Elle poussa un cri en se réveillant. Derrière les torches et les
matraques, elle discerna quatre gardes et deux chiens en muselière.
Elle s’assit et se massa les tempes en les contemplant ; elle avait encore un pied dans le monde des rêves et il lui coûtait de délimiter
la réalité.
— Levez-vous et partez, ordonna un moustachu aux allures de
chef.
— C’est que j’ai rendez-vous avec o senhor Edson Luisetti Figueroa.
— Il est quatre heures du matin. O senhor Edson Luisetti Figueroa a dîné chez lui.
— C’est vrai ? Mais alors, pourquoi personne ne m’a-t-il prévenue ?
Le moustachu fit avec sa main un geste vague qui, en se maintenant dans l’inachevé, signifiait à la fois « les ordres » et « pas le
droit de répondre ».
— Je comprends, dit Rosa.
Elle fut écrasée par la tristesse. Son visage s’affaissa, ses épaules tombèrent. Les gardes se demandèrent si elle n’allait pas s’éva[6]
nouir.
— Vous avez l’autorisation d’emporter le tableau, dit le chef.
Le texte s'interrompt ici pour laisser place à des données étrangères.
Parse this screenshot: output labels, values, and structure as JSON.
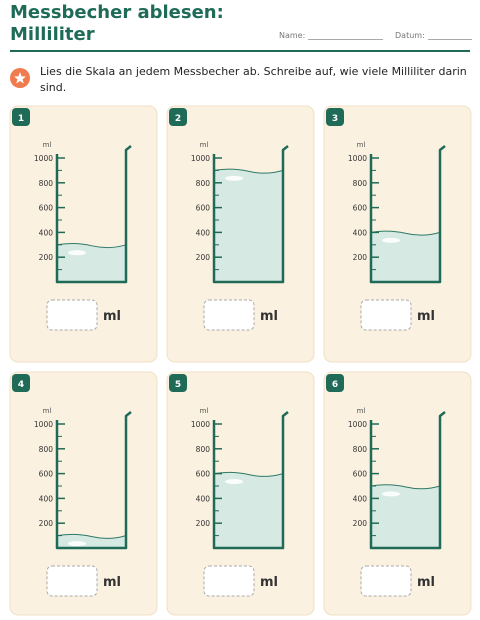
{
  "header": {
    "title": "Messbecher ablesen:",
    "subtitle": "Milliliter",
    "name_label": "Name:",
    "date_label": "Datum:"
  },
  "instruction": "Lies die Skala an jedem Messbecher ab. Schreibe auf, wie viele Milliliter darin sind.",
  "scale": {
    "unit": "ml",
    "ticks": [
      200,
      400,
      600,
      800,
      1000
    ],
    "max": 1000
  },
  "answer_unit": "ml",
  "beakers": [
    {
      "number": "1",
      "level": 300
    },
    {
      "number": "2",
      "level": 900
    },
    {
      "number": "3",
      "level": 400
    },
    {
      "number": "4",
      "level": 100
    },
    {
      "number": "5",
      "level": 600
    },
    {
      "number": "6",
      "level": 500
    }
  ]
}
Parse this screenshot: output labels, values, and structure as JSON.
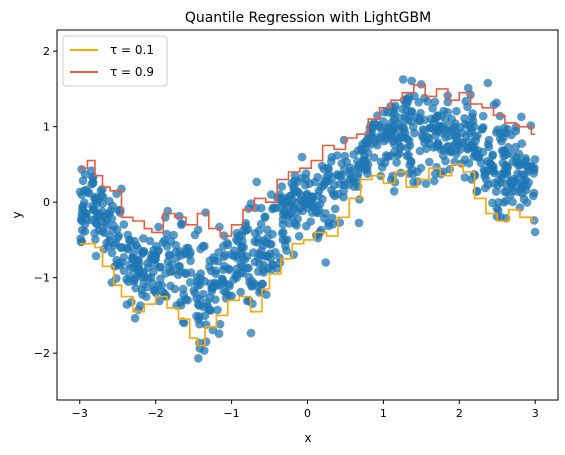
{
  "chart_data": {
    "type": "scatter",
    "title": "Quantile Regression with LightGBM",
    "xlabel": "x",
    "ylabel": "y",
    "xlim": [
      -3.3,
      3.3
    ],
    "ylim": [
      -2.62,
      2.28
    ],
    "xticks": [
      -3,
      -2,
      -1,
      0,
      1,
      2,
      3
    ],
    "xtick_labels": [
      "−3",
      "−2",
      "−1",
      "0",
      "1",
      "2",
      "3"
    ],
    "yticks": [
      -2,
      -1,
      0,
      1,
      2
    ],
    "ytick_labels": [
      "−2",
      "−1",
      "0",
      "1",
      "2"
    ],
    "grid": false,
    "legend_position": "top-left",
    "colors": {
      "points": "#1f77b4",
      "q10": "#ffa500",
      "q90": "#f05a3c"
    },
    "series": [
      {
        "name": "τ = 0.1",
        "kind": "step-line",
        "x": [
          -3.0,
          -2.8,
          -2.7,
          -2.55,
          -2.45,
          -2.3,
          -2.15,
          -2.0,
          -1.85,
          -1.7,
          -1.55,
          -1.45,
          -1.35,
          -1.2,
          -1.05,
          -0.9,
          -0.75,
          -0.6,
          -0.5,
          -0.35,
          -0.2,
          -0.05,
          0.1,
          0.25,
          0.4,
          0.55,
          0.7,
          0.85,
          1.0,
          1.15,
          1.3,
          1.45,
          1.6,
          1.75,
          1.9,
          2.05,
          2.2,
          2.35,
          2.5,
          2.65,
          2.8,
          2.95
        ],
        "y": [
          -0.55,
          -0.6,
          -0.85,
          -1.1,
          -1.25,
          -1.45,
          -1.35,
          -1.25,
          -1.4,
          -1.55,
          -1.8,
          -1.9,
          -1.65,
          -1.5,
          -1.3,
          -1.25,
          -1.45,
          -1.15,
          -0.95,
          -0.75,
          -0.55,
          -0.5,
          -0.4,
          -0.45,
          -0.2,
          0.05,
          0.3,
          0.35,
          0.25,
          0.4,
          0.2,
          0.3,
          0.45,
          0.35,
          0.5,
          0.4,
          0.05,
          -0.15,
          -0.25,
          -0.1,
          -0.2,
          -0.25
        ]
      },
      {
        "name": "τ = 0.9",
        "kind": "step-line",
        "x": [
          -3.0,
          -2.9,
          -2.8,
          -2.7,
          -2.6,
          -2.45,
          -2.3,
          -2.15,
          -2.05,
          -1.9,
          -1.75,
          -1.6,
          -1.45,
          -1.3,
          -1.15,
          -1.0,
          -0.85,
          -0.7,
          -0.55,
          -0.4,
          -0.25,
          -0.1,
          0.05,
          0.2,
          0.35,
          0.5,
          0.65,
          0.8,
          0.95,
          1.1,
          1.25,
          1.4,
          1.55,
          1.7,
          1.85,
          2.0,
          2.15,
          2.3,
          2.45,
          2.6,
          2.75,
          2.95
        ],
        "y": [
          0.45,
          0.55,
          0.35,
          0.2,
          0.15,
          -0.2,
          -0.25,
          -0.35,
          -0.4,
          -0.15,
          -0.2,
          -0.3,
          -0.15,
          -0.35,
          -0.45,
          -0.3,
          -0.1,
          0.05,
          0.0,
          0.3,
          0.4,
          0.45,
          0.55,
          0.75,
          0.7,
          0.85,
          0.9,
          1.1,
          1.25,
          1.35,
          1.45,
          1.55,
          1.4,
          1.5,
          1.35,
          1.45,
          1.3,
          1.25,
          1.15,
          1.05,
          1.0,
          0.9
        ]
      }
    ],
    "legend_entries": [
      "τ = 0.1",
      "τ = 0.9"
    ]
  }
}
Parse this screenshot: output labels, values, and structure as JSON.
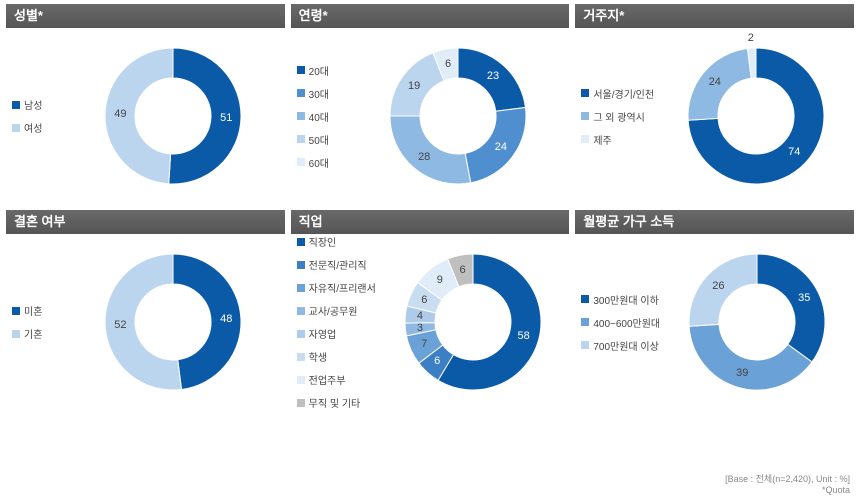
{
  "global": {
    "background": "#ffffff",
    "panel_title_bg_from": "#696969",
    "panel_title_bg_to": "#555555",
    "panel_title_color": "#ffffff",
    "footnote_line1": "[Base : 전체(n=2,420), Unit : %]",
    "footnote_line2": "*Quota"
  },
  "panels": [
    {
      "title": "성별*",
      "type": "donut",
      "outer_radius": 68,
      "inner_radius": 38,
      "start_angle": 0,
      "legend_width": "narrow",
      "slices": [
        {
          "label": "남성",
          "value": 51,
          "color": "#0a5aa8",
          "text_color": "#ffffff"
        },
        {
          "label": "여성",
          "value": 49,
          "color": "#bcd5ee",
          "text_color": "#444444"
        }
      ]
    },
    {
      "title": "연령*",
      "type": "donut",
      "outer_radius": 68,
      "inner_radius": 38,
      "start_angle": 0,
      "legend_width": "narrow",
      "slices": [
        {
          "label": "20대",
          "value": 23,
          "color": "#0a5aa8",
          "text_color": "#ffffff"
        },
        {
          "label": "30대",
          "value": 24,
          "color": "#4f8ecf",
          "text_color": "#ffffff"
        },
        {
          "label": "40대",
          "value": 28,
          "color": "#8db9e3",
          "text_color": "#444444"
        },
        {
          "label": "50대",
          "value": 19,
          "color": "#bcd5ee",
          "text_color": "#444444"
        },
        {
          "label": "60대",
          "value": 6,
          "color": "#e0ecf7",
          "text_color": "#444444"
        }
      ]
    },
    {
      "title": "거주지*",
      "type": "donut",
      "outer_radius": 68,
      "inner_radius": 38,
      "start_angle": 0,
      "legend_width": "wide",
      "slices": [
        {
          "label": "서울/경기/인천",
          "value": 74,
          "color": "#0a5aa8",
          "text_color": "#ffffff"
        },
        {
          "label": "그 외 광역시",
          "value": 24,
          "color": "#8db9e3",
          "text_color": "#444444"
        },
        {
          "label": "제주",
          "value": 2,
          "color": "#e0ecf7",
          "text_color": "#444444",
          "label_outside": true
        }
      ]
    },
    {
      "title": "결혼 여부",
      "type": "donut",
      "outer_radius": 68,
      "inner_radius": 38,
      "start_angle": 0,
      "legend_width": "narrow",
      "slices": [
        {
          "label": "미혼",
          "value": 48,
          "color": "#0a5aa8",
          "text_color": "#ffffff"
        },
        {
          "label": "기혼",
          "value": 52,
          "color": "#bcd5ee",
          "text_color": "#444444"
        }
      ]
    },
    {
      "title": "직업",
      "type": "donut",
      "outer_radius": 68,
      "inner_radius": 38,
      "start_angle": 0,
      "legend_width": "wide",
      "slices": [
        {
          "label": "직장인",
          "value": 58,
          "color": "#0a5aa8",
          "text_color": "#ffffff"
        },
        {
          "label": "전문직/관리직",
          "value": 6,
          "color": "#3d7fc4",
          "text_color": "#ffffff"
        },
        {
          "label": "자유직/프리랜서",
          "value": 7,
          "color": "#6aa1d6",
          "text_color": "#444444"
        },
        {
          "label": "교사/공무원",
          "value": 3,
          "color": "#8db9e3",
          "text_color": "#444444"
        },
        {
          "label": "자영업",
          "value": 4,
          "color": "#aecbe9",
          "text_color": "#444444"
        },
        {
          "label": "학생",
          "value": 6,
          "color": "#c9ddf1",
          "text_color": "#444444"
        },
        {
          "label": "전업주부",
          "value": 9,
          "color": "#e0ecf7",
          "text_color": "#444444"
        },
        {
          "label": "무직 및 기타",
          "value": 6,
          "color": "#bfbfbf",
          "text_color": "#444444"
        }
      ]
    },
    {
      "title": "월평균 가구 소득",
      "type": "donut",
      "outer_radius": 68,
      "inner_radius": 38,
      "start_angle": 0,
      "legend_width": "wide",
      "slices": [
        {
          "label": "300만원대 이하",
          "value": 35,
          "color": "#0a5aa8",
          "text_color": "#ffffff"
        },
        {
          "label": "400~600만원대",
          "value": 39,
          "color": "#6aa1d6",
          "text_color": "#444444"
        },
        {
          "label": "700만원대 이상",
          "value": 26,
          "color": "#bcd5ee",
          "text_color": "#444444"
        }
      ]
    }
  ]
}
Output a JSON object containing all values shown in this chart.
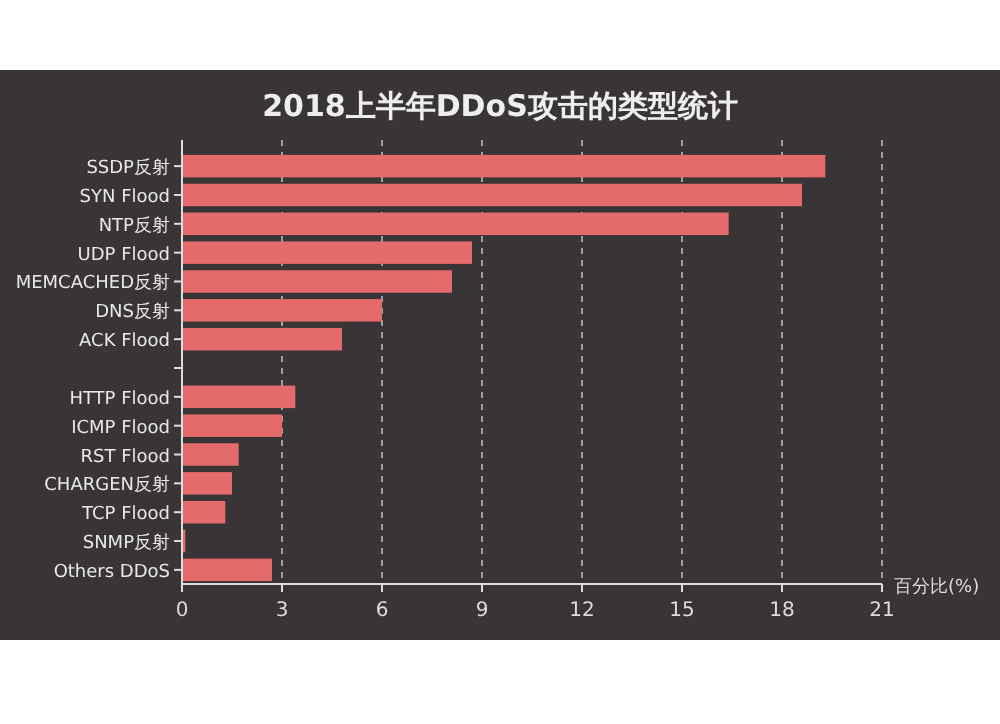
{
  "chart_data": {
    "type": "bar",
    "orientation": "horizontal",
    "title": "2018上半年DDoS攻击的类型统计",
    "xlabel": "百分比(%)",
    "categories": [
      "SSDP反射",
      "SYN Flood",
      "NTP反射",
      "UDP Flood",
      "MEMCACHED反射",
      "DNS反射",
      "ACK Flood",
      null,
      "HTTP Flood",
      "ICMP Flood",
      "RST Flood",
      "CHARGEN反射",
      "TCP Flood",
      "SNMP反射",
      "Others DDoS"
    ],
    "values": [
      19.3,
      18.6,
      16.4,
      8.7,
      8.1,
      6.0,
      4.8,
      null,
      3.4,
      3.0,
      1.7,
      1.5,
      1.3,
      0.1,
      2.7
    ],
    "color": "#e46a6c",
    "xlim": [
      0,
      21
    ],
    "xticks": [
      0,
      3,
      6,
      9,
      12,
      15,
      18,
      21
    ],
    "grid": "x"
  }
}
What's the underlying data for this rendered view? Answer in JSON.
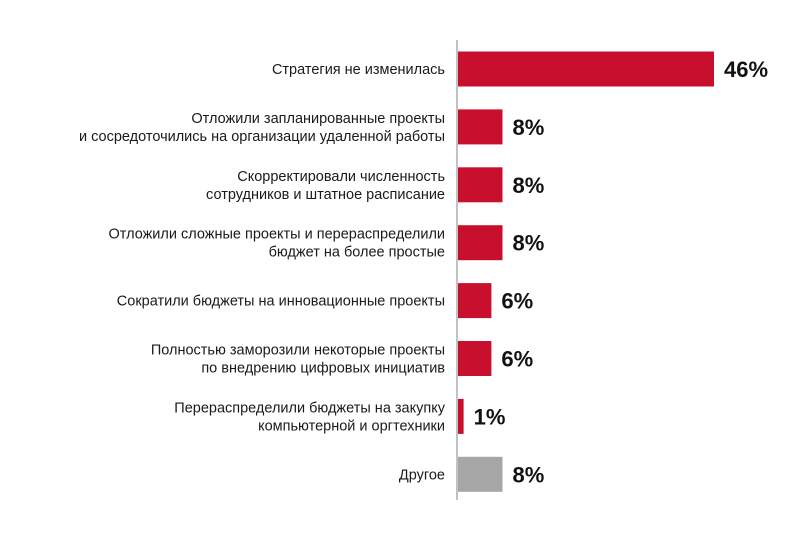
{
  "chart_data": {
    "type": "bar",
    "orientation": "horizontal",
    "categories": [
      [
        "Стратегия  не изменилась"
      ],
      [
        "Отложили  запланированные  проекты",
        "и сосредоточились на организации  удаленной работы"
      ],
      [
        "Скорректировали  численность",
        "сотрудников и штатное  расписание"
      ],
      [
        "Отложили  сложные проекты  и перераспределили",
        "бюджет на более  простые"
      ],
      [
        "Сократили  бюджеты на инновационные  проекты"
      ],
      [
        "Полностью  заморозили некоторые проекты",
        "по внедрению  цифровых инициатив"
      ],
      [
        "Перераспределили  бюджеты на закупку",
        "компьютерной  и оргтехники"
      ],
      [
        "Другое"
      ]
    ],
    "values": [
      46,
      8,
      8,
      8,
      6,
      6,
      1,
      8
    ],
    "value_labels": [
      "46%",
      "8%",
      "8%",
      "8%",
      "6%",
      "6%",
      "1%",
      "8%"
    ],
    "bar_colors": [
      "#c8102e",
      "#c8102e",
      "#c8102e",
      "#c8102e",
      "#c8102e",
      "#c8102e",
      "#c8102e",
      "#a6a6a6"
    ],
    "xlim": [
      0,
      46
    ],
    "grid": false,
    "legend": "none"
  }
}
Après un long instant d’étonnement et de réflexion, Rosa se
dressa sur ses pieds. Malgré son mètre soixante, l’agacement la rendait si vive que le plus jeune veilleur de nuit eut un mouvement de
recul.
— Il m’a vu, c’est cela ? glapit-elle. Il m’a vue seule avec la toile ?
Il m’a observé en cachette pendant toutes ces heures ?
Elle parcourait la salle à la recherche d’un œil de bœuf. Les gardes la suivaient en cherchant à l’arrêter en douceur.
— Tu es là, Edson ? Tu te caches et tu observes, c’est cela ? Comme quand tu étais petit ?
Elle fit un pas dans le couloir aux portraits.
— Edson ! La porte est toujours ouverte. Mais je ne viendrais
plus te chercher.
Ses accompagnateurs, désarçonnés, cherchaient le chaînon
manquant entre le coup et la remontrance polie. Ils la saisirent et
la mirent dans l’ascenseur, qu’elle inonda de larmes. Elle laissa une
traînée de gouttes amères et salées dans le hall. Elle pleura en marchant, elle pleura chez la cousine Flora, elle pleura dans le bus, elle
pleura dans la calèche, elle pleura dans la charrette, elle pleura en
grimpant la côte. Ce n’est qu’en contemplant de nouveau l’horizon
familier du plateau que son cœur laissa filer un incommensurable
soupir et que se tarirent cinq jours de larmes ininterrompues. Le
vent d’altitude ébouriffa ses cheveux. Elle se moucha et s’essuya le
visage. En poussant la porte de son logis, elle trouva sa fille attablée
devant un verre de lait frais.
— Alors ? demanda Elisa.
Rosa eut un sourire mi-triste, mi-victorieux.
— Cela s’est passé exactement comme dans mon rêve.